I don't mind simple grammatical mistakes because I'm not a Grammar Nazi and I do make grammar mistakes myself but c'mon, please learn how to differentiate 'they're', 'there' and 'their' and 'you're' and 'your' because the ability to distinguish homophones actually makes you look smarter. In reality, no one really knows if you're using the right word during a conversation because of the characteristics of homophones so you're a lucky bastard who can get away with it but in the cyber world where we type words to communicate, you're as good as fucked, my darling.

I don't know why I'm being so hard on people who type like this.

I just hate them? That's good enough right?


Another thing that annoys me like fuck. Using numbers to substitute words and syllables.

Dude : Hey ther!
Bimbo : Oh hey 2 ue 2!
Dude : Gr8 work wit ur presentation.
Bimbo : Thnks 4 the compliment. Nyway, c ue l8er!

Seriously, that was hard. I should actually applaud for these people who type (and think like this in their minds) on a daily basis. It is hard work, people. Their brains probably work in a different frequency compared to normal people.

Also, people who abuse their caps lock and shift key.

HaHa TiS iS sOO FuNN!

No. No, it's not. Capitalising alternate letters in a word is not fun. People use the caps lock for a reason. See, I use the caps lock when I'm trying to emphasise something. Something like THIS. And when I'm experiencing an emotion that requires me to use the caps lock key. For example, when I'm happy (HAHAHA! YAAYY); when I'm in shock (OMG WTF IS THAT) or when I just need to shout my thoughts out (DID YOU KNOW THAT TODAY IS SATURDAY? YAAAYY). You know what? Here's a challenge for you people who abuse the caps lock and shift key. I would like you to pronounce and say it exactly like how you type without looking like a complete ass. I fucking dare you.
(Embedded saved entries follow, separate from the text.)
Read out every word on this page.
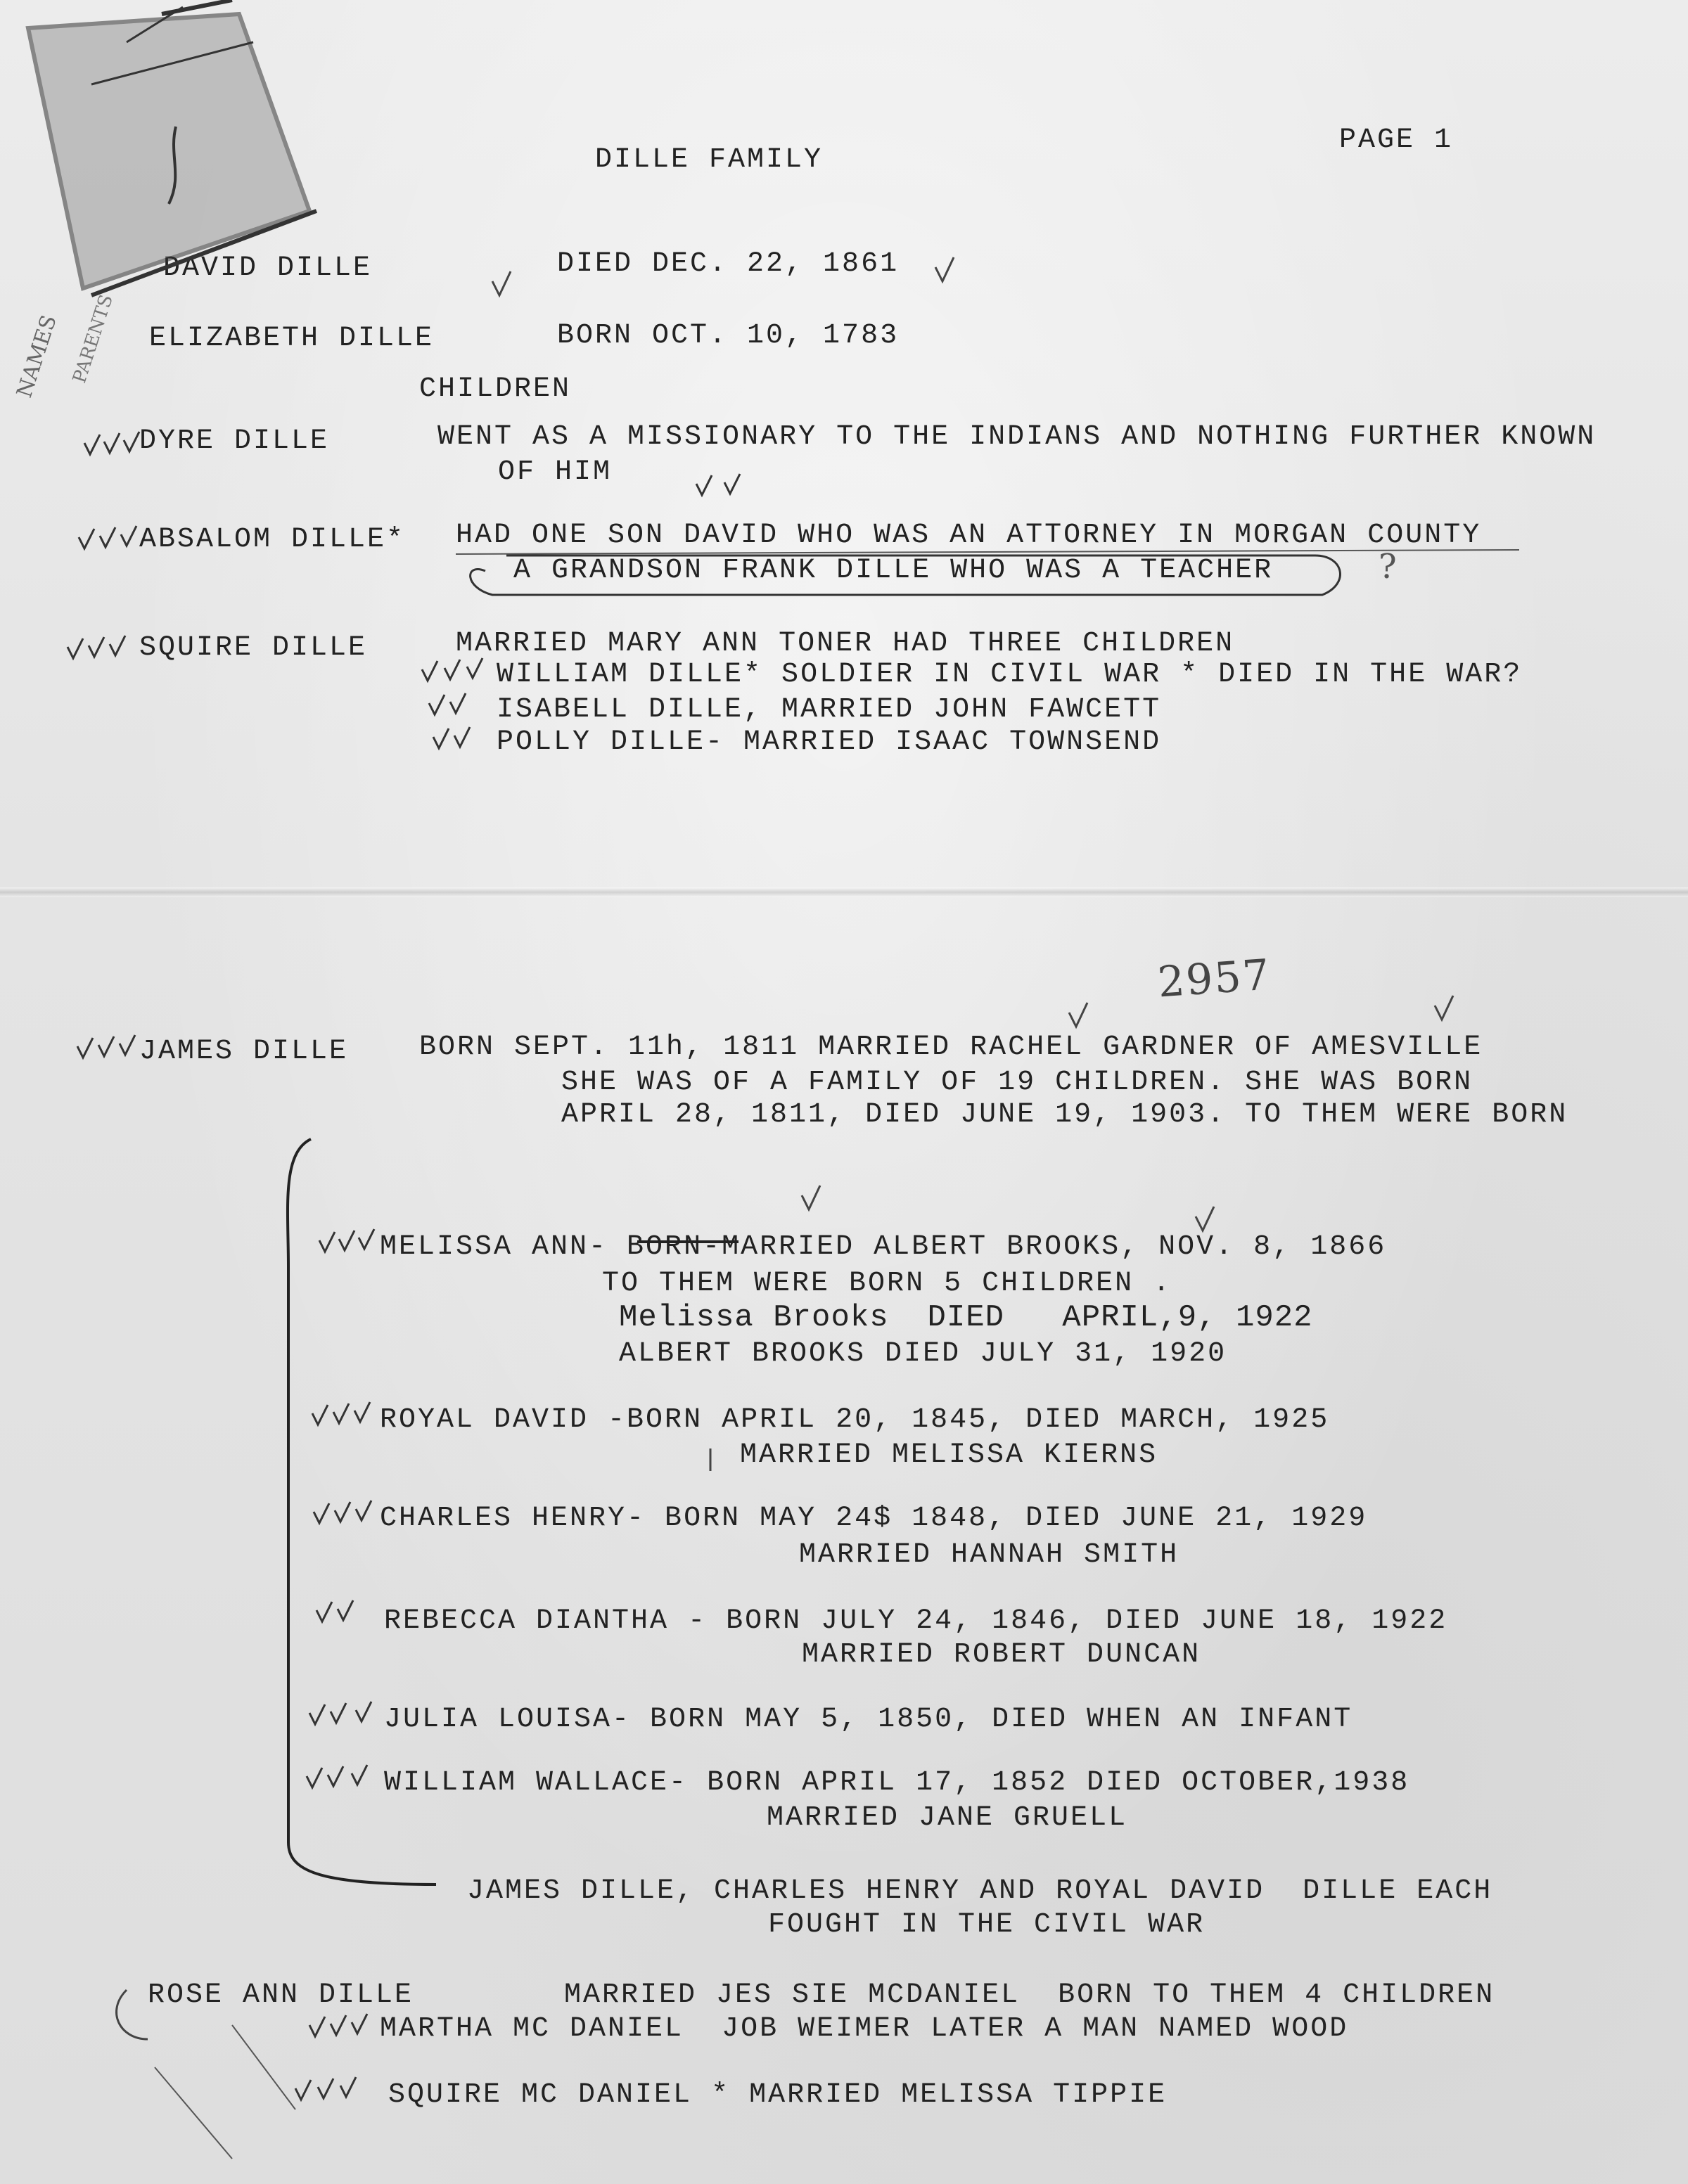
DILLE FAMILY
PAGE 1
DAVID DILLE	DIED DEC. 22, 1861
ELIZABETH DILLE	BORN OCT. 10, 1783
CHILDREN
DYRE DILLE	WENT AS A MISSIONARY TO THE INDIANS AND NOTHING FURTHER KNOWN
OF HIM
ABSALOM DILLE* HAD ONE SON DAVID WHO WAS AN ATTORNEY IN MORGAN COUNTY
A GRANDSON FRANK DILLE WHO WAS A TEACHER
SQUIRE DILLE	MARRIED MARY ANN TONER HAD THREE CHILDREN
WILLIAM DILLE* SOLDIER IN CIVIL WAR * DIED IN THE WAR?
ISABELL DILLE, MARRIED JOHN FAWCETT
POLLY DILLE- MARRIED ISAAC TOWNSEND
JAMES DILLE	BORN SEPT. 11h, 1811 MARRIED RACHEL GARDNER OF AMESVILLE
SHE WAS OF A FAMILY OF 19 CHILDREN. SHE WAS BORN
APRIL 28, 1811, DIED JUNE 19, 1903. TO THEM WERE BORN
MELISSA ANN- BORN-MARRIED ALBERT BROOKS, NOV. 8, 1866
TO THEM WERE BORN 5 CHILDREN .
Melissa Brooks  DIED   APRIL,9, 1922
ALBERT BROOKS DIED JULY 31, 1920
ROYAL DAVID -BORN APRIL 20, 1845, DIED MARCH, 1925
MARRIED MELISSA KIERNS
CHARLES HENRY- BORN MAY 24$ 1848, DIED JUNE 21, 1929
MARRIED HANNAH SMITH
REBECCA DIANTHA - BORN JULY 24, 1846, DIED JUNE 18, 1922
MARRIED ROBERT DUNCAN
JULIA LOUISA- BORN MAY 5, 1850, DIED WHEN AN INFANT
WILLIAM WALLACE- BORN APRIL 17, 1852 DIED OCTOBER,1938
MARRIED JANE GRUELL
JAMES DILLE, CHARLES HENRY AND ROYAL DAVID  DILLE EACH
FOUGHT IN THE CIVIL WAR
ROSE ANN DILLE	MARRIED JES SIE MCDANIEL  BORN TO THEM 4 CHILDREN
MARTHA MC DANIEL  JOB WEIMER LATER A MAN NAMED WOOD
SQUIRE MC DANIEL * MARRIED MELISSA TIPPIE
NAMES PARENTS
?
2957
And the best part is that behind this retard typing skill, there are actually intelligent people who choose to project themselves this way. Why? Why do you do that to me, intelligent people? I respect you for your brain superpowers but when I read the posts or messages you post, the inflated balloon of respect I have for you immediately shrinks or deflates. Just like that. Gone. Poof. Along with your attractiveness (I always find intelligent people to be sexually attractive like, oh turn me on by reciting the Newton's Law, you sexy hunk). You can go from a hot, sexy guy who knows about Greek mythology, UFOs and listens to Arcade Fire to just some guy by typing like that. Because it's a fucking turnoff okay?

I'm releasing that pretentious bitch vibe, aren't I?
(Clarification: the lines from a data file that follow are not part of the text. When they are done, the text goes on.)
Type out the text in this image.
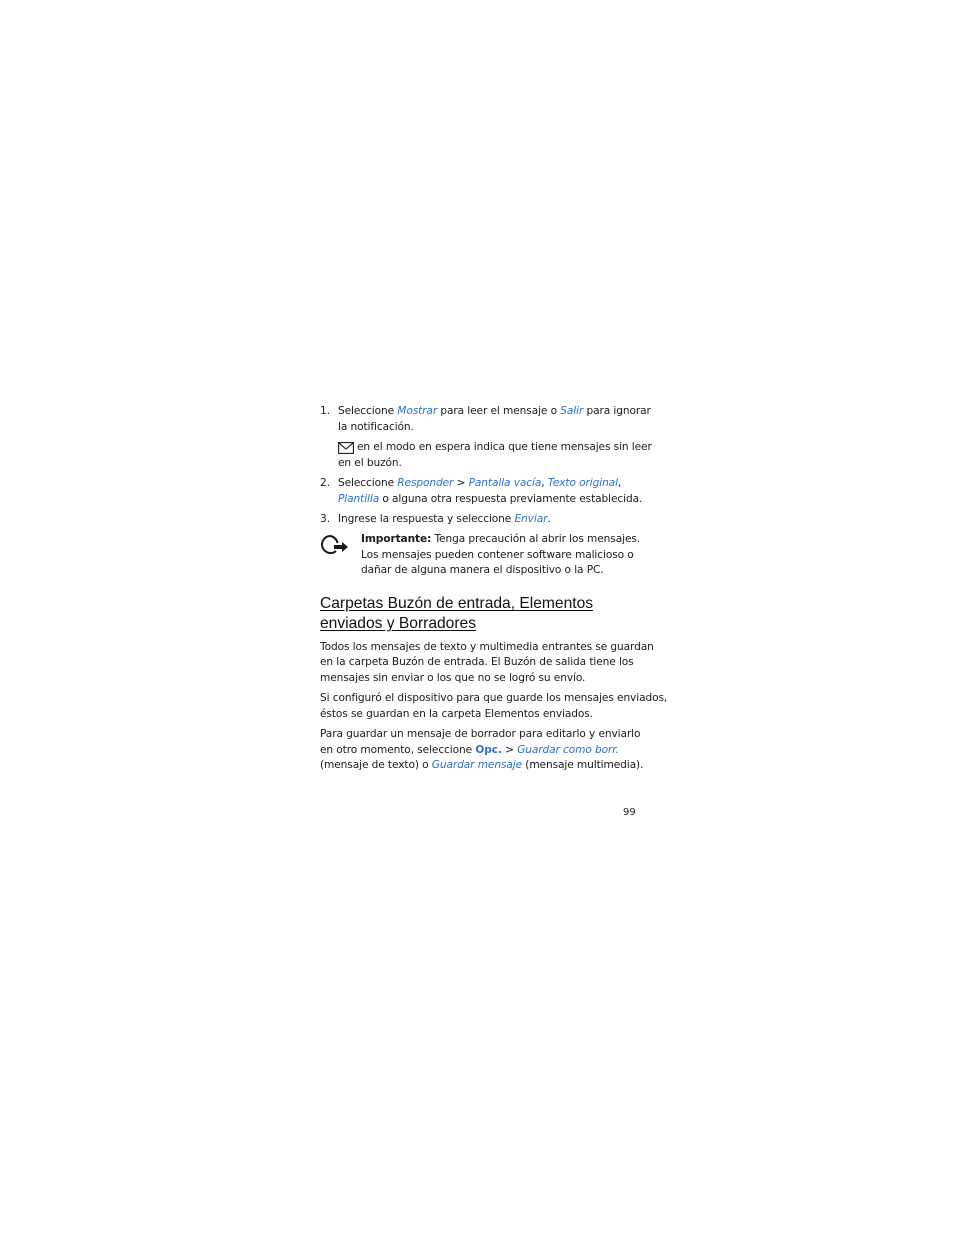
1. Seleccione Mostrar para leer el mensaje o Salir para ignorar
la notificación.
en el modo en espera indica que tiene mensajes sin leer
en el buzón.
2. Seleccione Responder > Pantalla vacía, Texto original,
Plantilla o alguna otra respuesta previamente establecida.
3. Ingrese la respuesta y seleccione Enviar.
Importante: Tenga precaución al abrir los mensajes.
Los mensajes pueden contener software malicioso o
dañar de alguna manera el dispositivo o la PC.
Carpetas Buzón de entrada, Elementos
enviados y Borradores
Todos los mensajes de texto y multimedia entrantes se guardan
en la carpeta Buzón de entrada. El Buzón de salida tiene los
mensajes sin enviar o los que no se logró su envío.
Si configuró el dispositivo para que guarde los mensajes enviados,
éstos se guardan en la carpeta Elementos enviados.
Para guardar un mensaje de borrador para editarlo y enviarlo
en otro momento, seleccione Opc. > Guardar como borr.
(mensaje de texto) o Guardar mensaje (mensaje multimedia).
99
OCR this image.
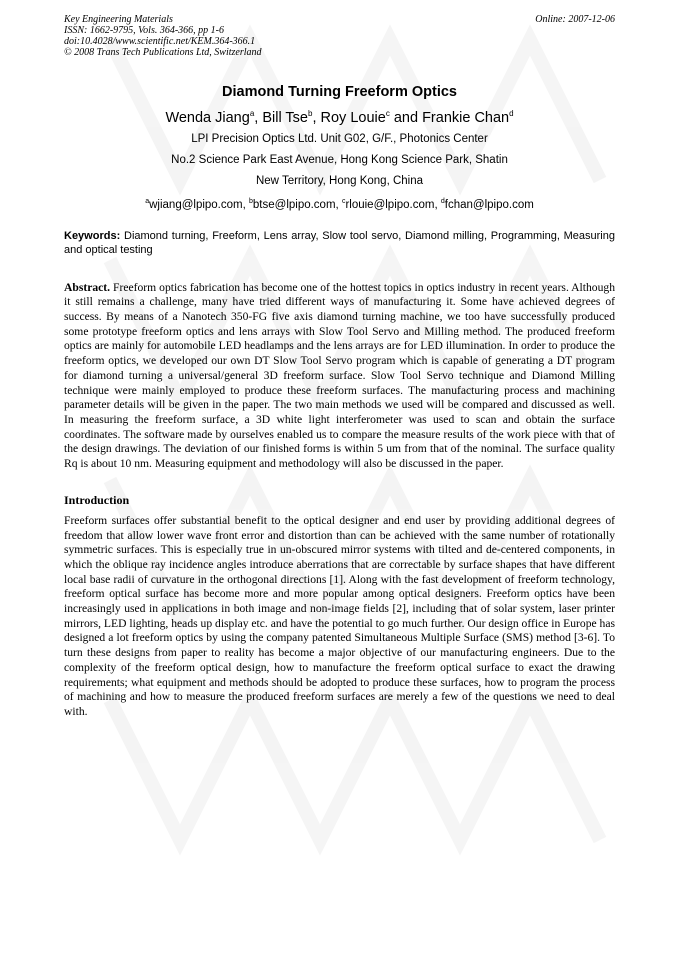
Key Engineering Materials
ISSN: 1662-9795, Vols. 364-366, pp 1-6
doi:10.4028/www.scientific.net/KEM.364-366.1
© 2008 Trans Tech Publications Ltd, Switzerland
Online: 2007-12-06
Diamond Turning Freeform Optics
Wenda Jiang$^a$, Bill Tse$^b$, Roy Louie$^c$ and Frankie Chan$^d$
LPI Precision Optics Ltd. Unit G02, G/F., Photonics Center
No.2 Science Park East Avenue, Hong Kong Science Park, Shatin
New Territory, Hong Kong, China
$^a$wjiang@lpipo.com, $^b$btse@lpipo.com, $^c$rlouie@lpipo.com, $^d$fchan@lpipo.com
Keywords: Diamond turning, Freeform, Lens array, Slow tool servo, Diamond milling, Programming, Measuring and optical testing
Abstract. Freeform optics fabrication has become one of the hottest topics in optics industry in recent years. Although it still remains a challenge, many have tried different ways of manufacturing it. Some have achieved degrees of success. By means of a Nanotech 350-FG five axis diamond turning machine, we too have successfully produced some prototype freeform optics and lens arrays with Slow Tool Servo and Milling method. The produced freeform optics are mainly for automobile LED headlamps and the lens arrays are for LED illumination. In order to produce the freeform optics, we developed our own DT Slow Tool Servo program which is capable of generating a DT program for diamond turning a universal/general 3D freeform surface. Slow Tool Servo technique and Diamond Milling technique were mainly employed to produce these freeform surfaces. The manufacturing process and machining parameter details will be given in the paper. The two main methods we used will be compared and discussed as well. In measuring the freeform surface, a 3D white light interferometer was used to scan and obtain the surface coordinates. The software made by ourselves enabled us to compare the measure results of the work piece with that of the design drawings. The deviation of our finished forms is within 5 um from that of the nominal. The surface quality Rq is about 10 nm. Measuring equipment and methodology will also be discussed in the paper.
Introduction
Freeform surfaces offer substantial benefit to the optical designer and end user by providing additional degrees of freedom that allow lower wave front error and distortion than can be achieved with the same number of rotationally symmetric surfaces. This is especially true in un-obscured mirror systems with tilted and de-centered components, in which the oblique ray incidence angles introduce aberrations that are correctable by surface shapes that have different local base radii of curvature in the orthogonal directions [1]. Along with the fast development of freeform technology, freeform optical surface has become more and more popular among optical designers. Freeform optics have been increasingly used in applications in both image and non-image fields [2], including that of solar system, laser printer mirrors, LED lighting, heads up display etc. and have the potential to go much further. Our design office in Europe has designed a lot freeform optics by using the company patented Simultaneous Multiple Surface (SMS) method [3-6]. To turn these designs from paper to reality has become a major objective of our manufacturing engineers. Due to the complexity of the freeform optical design, how to manufacture the freeform optical surface to exact the drawing requirements; what equipment and methods should be adopted to produce these surfaces, how to program the process of machining and how to measure the produced freeform surfaces are merely a few of the questions we need to deal with.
Personally speaking, I detest this because it is just degrading. It degrades the standard of the English language, which is to me, a very beautiful and creative language. Like, why-noses-run-and-feet-smell creative. English is such a fun language and wordplay is never ending. But to watch people destroy the language like this and indirectly destroy the minds of readers is just..saddening. I respect the language, thus explaining why I always type the way I do. Sometimes I feel that English is deteriorating because we allow people to destroy the language like that. This has nothing to do with the freedom of self-expression or your individual right to type however you want because you can. It's a matter of preserving the integrity of the language. And to realise that fellow Internet users can actually understand this kind of crap upon their first reading is just scary.

And there it is, my first post for my Shameless List.